No "Control Room" again for me, either, because I've got a prior engagement to go check out a friend of mine's short, called "No $uch Luck," about a down-on-his-luck motherfucker what finds the winning lottery ticket and gets hosed by a dirty honky. Not a bad little pic for her first time out, and I'm down with that.

Next stop, "ZATOICHI" motherfucker! All jazzed up for Japanese samurai-ish flicks after "Azumi," I go check out that smooth sucka named Beat Takeshi and his turn as "the blind travelling masseuse who also happens to be a master swordsman." Can't go wrong with a description like that. The only other Beat Takeshi movie (Or Takeshi Kitano, or Beat Kitano, whatever you wanna call him) is "Brother," and he's got a similar sort of vibe going here. He doesn't draw a lot of attention to himself - he sits around, twitching, laughing at other people and mumbling a bit, but he'll kill you in half a second if'n ya fuck with him. Overall, I had more fun at "Azumi," as there are a couple of bits in this one that slow things down to a crawl, but all is forgiven when it ends in a big-ol Japanese tap-dancing hoe-down that makes no sense but is great. Beat Takeshi is a funny guy.

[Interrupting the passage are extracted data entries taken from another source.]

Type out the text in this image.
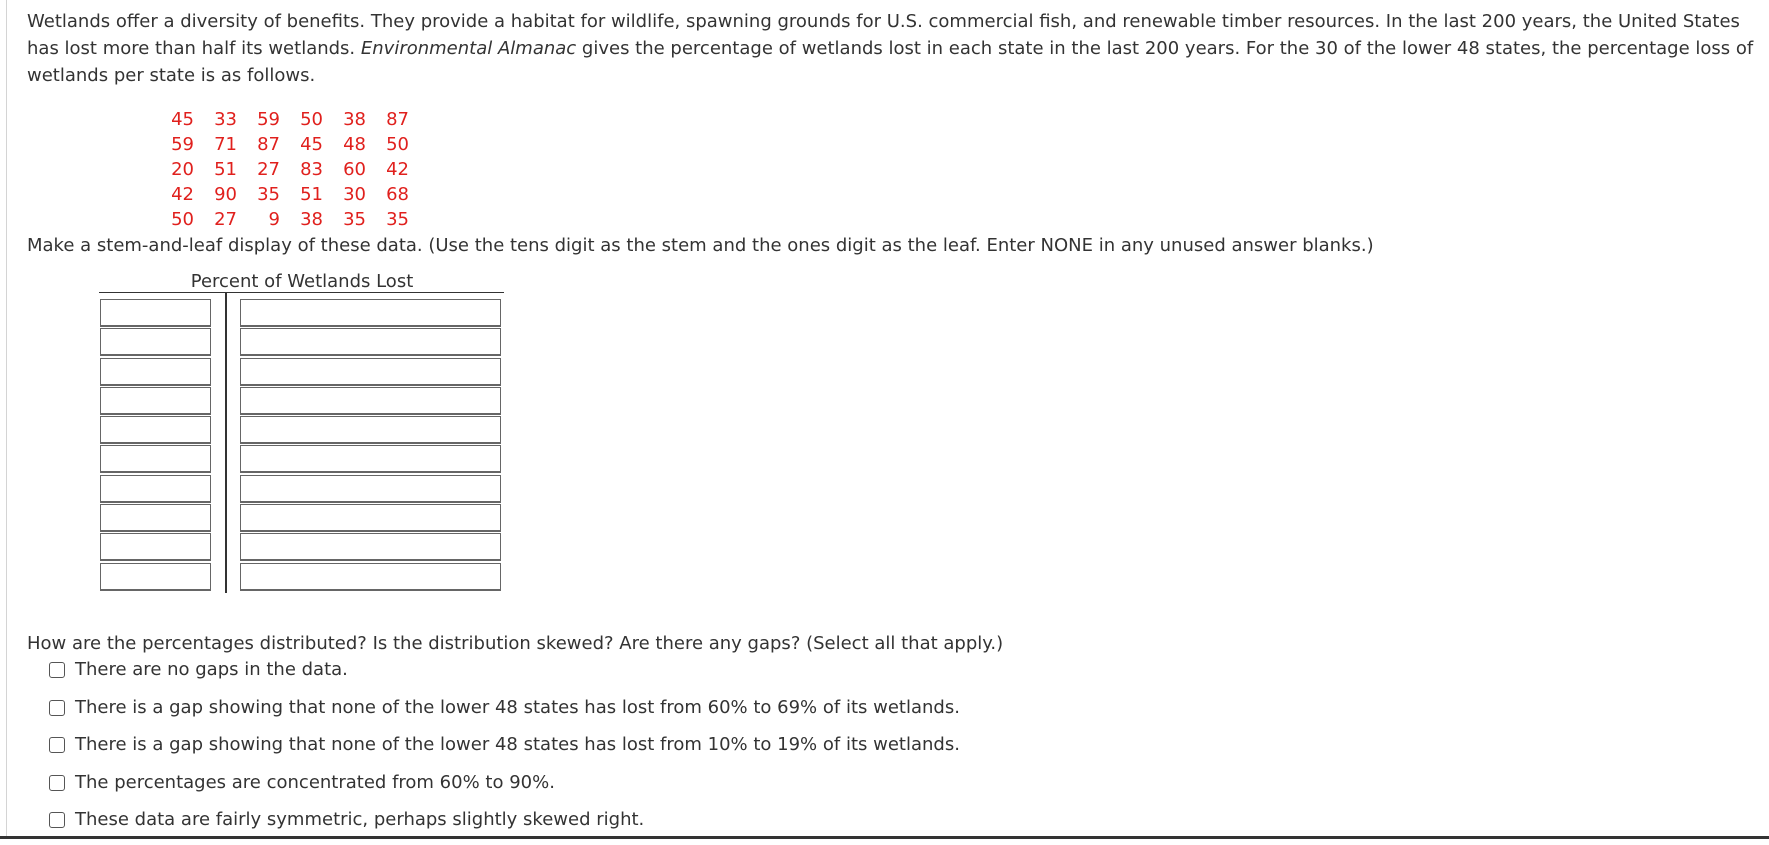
Wetlands offer a diversity of benefits. They provide a habitat for wildlife, spawning grounds for U.S. commercial fish, and renewable timber resources. In the last 200 years, the United States has lost more than half its wetlands. Environmental Almanac gives the percentage of wetlands lost in each state in the last 200 years. For the 30 of the lower 48 states, the percentage loss of wetlands per state is as follows.

45	33	59	50	38	87
59	71	87	45	48	50
20	51	27	83	60	42
42	90	35	51	30	68
50	27	9	38	35	35

Make a stem-and-leaf display of these data. (Use the tens digit as the stem and the ones digit as the leaf. Enter NONE in any unused answer blanks.)

Percent of Wetlands Lost

How are the percentages distributed? Is the distribution skewed? Are there any gaps? (Select all that apply.)

There are no gaps in the data.
There is a gap showing that none of the lower 48 states has lost from 60% to 69% of its wetlands.
There is a gap showing that none of the lower 48 states has lost from 10% to 19% of its wetlands.
The percentages are concentrated from 60% to 90%.
These data are fairly symmetric, perhaps slightly skewed right.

That's all I get to see today, as "deadlines and committments.... what to leave in... what to leave out... against the wind... still runnin' against the wind." Sorry - unscheduled Bob Seger moment, but you get the picture. Hurried laundry while I've got it for free and preparing to leave early tomorrow, yadda yadda, ya know how it is. But we got "Azumi" again tonight, so although there were few tears shed this time out, Sundance did, once again, get my motor runnin', but it never kept me clean. Or something. I'll sign off, now, and apologize once again for the lateness of the updates. I'm in a weird place when it comes to movies these days, so I'm also sorry if I haven't been as verbose as you'd like. I should be back soon, though, so for now, full throttle to the bottle, full full clout, and I'm out.